I had the opportunity to attend the American Supply Association's annual convention in Las Vegas at the end of September. It was highly enlightening. I eagerly joined in on the myriad meetings and break-out sessions, and was happy to note the popularity of the phrase “adding value.” Had I known what was coming, I would have kept track of the number of times the various speakers used the phrase from the start. However, that was not the case, so I only started my lumberman's log about a quarter of the way through. I recorded the use of “adding value” in some form more than 80 times! Since we started this column back in June 2003, I'd like to take credit for the heightened awareness, but I think it really came from many sources.
I was likewise surprised to note that throughout the meetings “adding value” seemed to be used interchangeably with “lowering cost.” In several of the monthly installments of this column, we have made the assumption that the two were sometimes linked, with some actions to add value necessarily lowering cost. But not all value adds lower cost. I suppose you could say that value adds either add value at no cost, at a cost the customer is willing to pay, or they lower cost, making the product or service more appealing in itself. Up until now, we've covered mostly ways to add value at little or no cost.
This month, let's talk specifically about adding value by removing cost. The danger here is to limit value adds to being just another weapon in the price war. While that may be true as it relates to cost reduction, that mentality might close your mind to the many value additions that could actually end up costing your customer more and making you more money! That said, offering your products/services at lower prices because you've squeezed down your costs can be a very powerful approach. It's a win/win. The customer gets a lower price and you maintain your margins.
As you look for ways to lower your costs, nothing is sacred. Even the most “givens” in how you run your business are subject to critical review. Oftentimes the things you believe simply can't be changed can net the largest savings. As my friend Ray Doane - the VP of Sales and Marketing at Haws - says, “To stand still is to die!”

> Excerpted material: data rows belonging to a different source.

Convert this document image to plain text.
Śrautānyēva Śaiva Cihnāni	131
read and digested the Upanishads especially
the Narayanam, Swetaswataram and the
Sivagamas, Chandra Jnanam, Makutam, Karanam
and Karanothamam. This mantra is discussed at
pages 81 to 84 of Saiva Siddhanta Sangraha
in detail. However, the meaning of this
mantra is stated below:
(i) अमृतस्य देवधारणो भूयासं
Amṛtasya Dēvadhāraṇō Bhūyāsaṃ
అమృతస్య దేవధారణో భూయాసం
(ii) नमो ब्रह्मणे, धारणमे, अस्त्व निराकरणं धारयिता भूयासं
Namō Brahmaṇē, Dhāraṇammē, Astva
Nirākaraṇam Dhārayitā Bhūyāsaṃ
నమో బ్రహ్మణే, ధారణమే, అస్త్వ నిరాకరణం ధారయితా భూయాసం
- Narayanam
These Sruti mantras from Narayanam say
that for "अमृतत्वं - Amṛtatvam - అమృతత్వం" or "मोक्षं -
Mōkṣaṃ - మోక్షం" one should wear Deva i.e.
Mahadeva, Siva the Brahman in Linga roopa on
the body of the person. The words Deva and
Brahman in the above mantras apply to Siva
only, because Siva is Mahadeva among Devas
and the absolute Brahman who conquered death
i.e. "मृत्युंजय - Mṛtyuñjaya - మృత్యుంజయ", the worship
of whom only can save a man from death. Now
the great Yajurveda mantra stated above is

Best PracticesHere are this month's Best Practices. Readers are encouraged to send in their own proven practices, so we can share them with others.
11. Ship sold products from the manufacturer directly to the customer.
Most distributors sell from their manufacturers' inventories, to some degree. That is, they never actually touch sold products, instead arranging for sold orders to be drop shipped directly to their customers. The higher the degree that you use this approach, the more cost you can take out of your operation, because it saves time and handling expense, as well as potential local inventory carrying costs. The danger is that the customer can much more readily draw the false impression that the distributor is a “middle man.” The danger can be rather easily mitigated by making your ordering/shipping/tracking/billing processes look seamless to the customer. If they view the distributor and his manufacturer as separate entities in the order/fulfillment/payment process, you could be in for trouble!
The advent of manufacturer-owned regional stocking warehouses has aided this approach dramatically.
12. Use state-of-the-art materials management technologies.
“Touching” some inventory is unavoidable. Between receiving, inventorying, reconciling and final shipment, certain industrial products can be “touched” as many as six or eight times at the local distributor level before they reach their ultimate purchaser! In many instances, this is a significant, unnecessary and totally avoidable overhead expense. Paperless materials management technologies have dramatically streamlined manufacturers' operations over the past decade. Unfortunately, those technological gains have not widely spread to the distributor level just yet. Speeding the process of being able to scan the manufacturers' bar codes at the local level, for example, enables distributors to manage their inventories with state-of-the-art precision and speed.
Both Best Practices 11 and 12 impact the number of people and the amount of facility space you dedicate to inventory management in your business. Proper management will better control costs, and add significant value for your customers.